Somente na Amazônia brasileira, milhares de ONGs estrangeiras e nacionais financiadas por entidades multinacionais atuam em nome de uma suposta defesa do meio ambiente e dos povos indígenas. Nem todas as ONGs estrangeiras atuantes na Amazônia são instrumentos deliberadamente a serviço das grandes potências bélicas e econômicas, essas que visam se apoderar do imenso potencial de riquezas naturais ali existentes, porém muitas dessas entidades com placa de “santa filantropia” na fachada escondem seus verdadeiros interesses: biopirataria, lavagem de dinheiro, tráfico de drogas, de armas e de pessoas para trabalho escravo e prostituição.
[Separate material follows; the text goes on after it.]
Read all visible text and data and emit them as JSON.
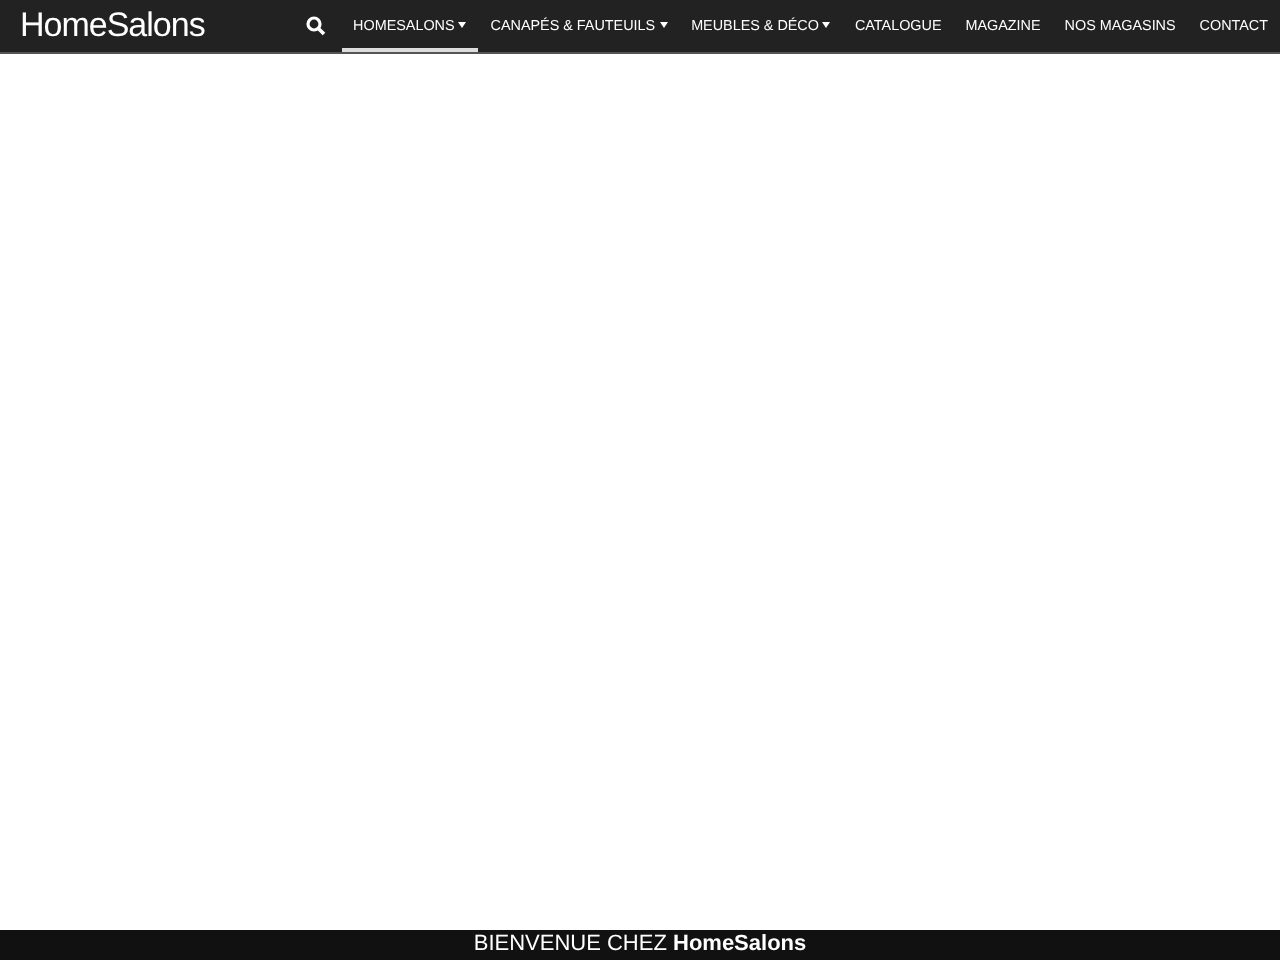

A espionagem, visando a preparação do terreno para futura invasão militar, sempre foi uma das tarefas de algumas dessas entidades, tudo camuflado pela suposta preocupação dos países ricos com a preservação da floresta amazônica.

Se acharem necessário, ou se as ONGs e as vias diplomáticas não estiverem produzindo os resultados desejados, deflagram atos terroristas, operações de falsa bandeira, com o objetivo de sensibilizar as comunidades internacionais e obter apoio para intensificar o domínio geopolítico, passando a intervir com maior agressividade.

Ensinando padre a rezar missa

Os interesses desses países pela Amazônia são vários e, em alguns aspectos, conflitantes entre si, porém a mais evidente de suas intenções é evitar que os povos amazônicos assumam de fato, de direito e de uma vez por todas, a posse e controle daquela região.

As potências econômicas, industriais e bélicas temem que os governos das nações que detêm fatias do território amazônico aprendam definitivamente a lidar com a complexidade dos problemas advindos das necessidades de uma sociedade moderna, os quais invariavelmente se confrontam com a exploração da biodiversidade e a preservação dos ecossistemas naturais.

Algumas ONGs “filantrópicas” se instalam na Amazônia exatamente com o objetivo de observar e aprender com os caboclos, os colonos autóctones e os índios. Estes, sim, são os verdadeiros experts em floresta tropical. Mas a presunção dos ricos e “cultos” faz com que eles patenteiem a fórmula de uma economia sustentável e venham aqui impor seus métodos de lidar com o meio ambiente. É como ateu ensinando padre a rezar missa.

Nesse contexto, o Brasil se transforma no principal alvo da rica comunidade internacional, que parece erguer a bandeira da defesa do meio ambiente em todo o mundo. A julgar pela maneira como tratam a questão, não tardará o dia em que os países imperialistas venham declarar a Amazônia como seu legítimo protetorado.

Ou alguém pensa que as bases que estão instalando ao redor da maior floresta tropical do Planeta serviriam apenas para combater o narcotráfico, ou golpear a Venezuela?

O big stick é bem mais grosso do que podemos imaginar.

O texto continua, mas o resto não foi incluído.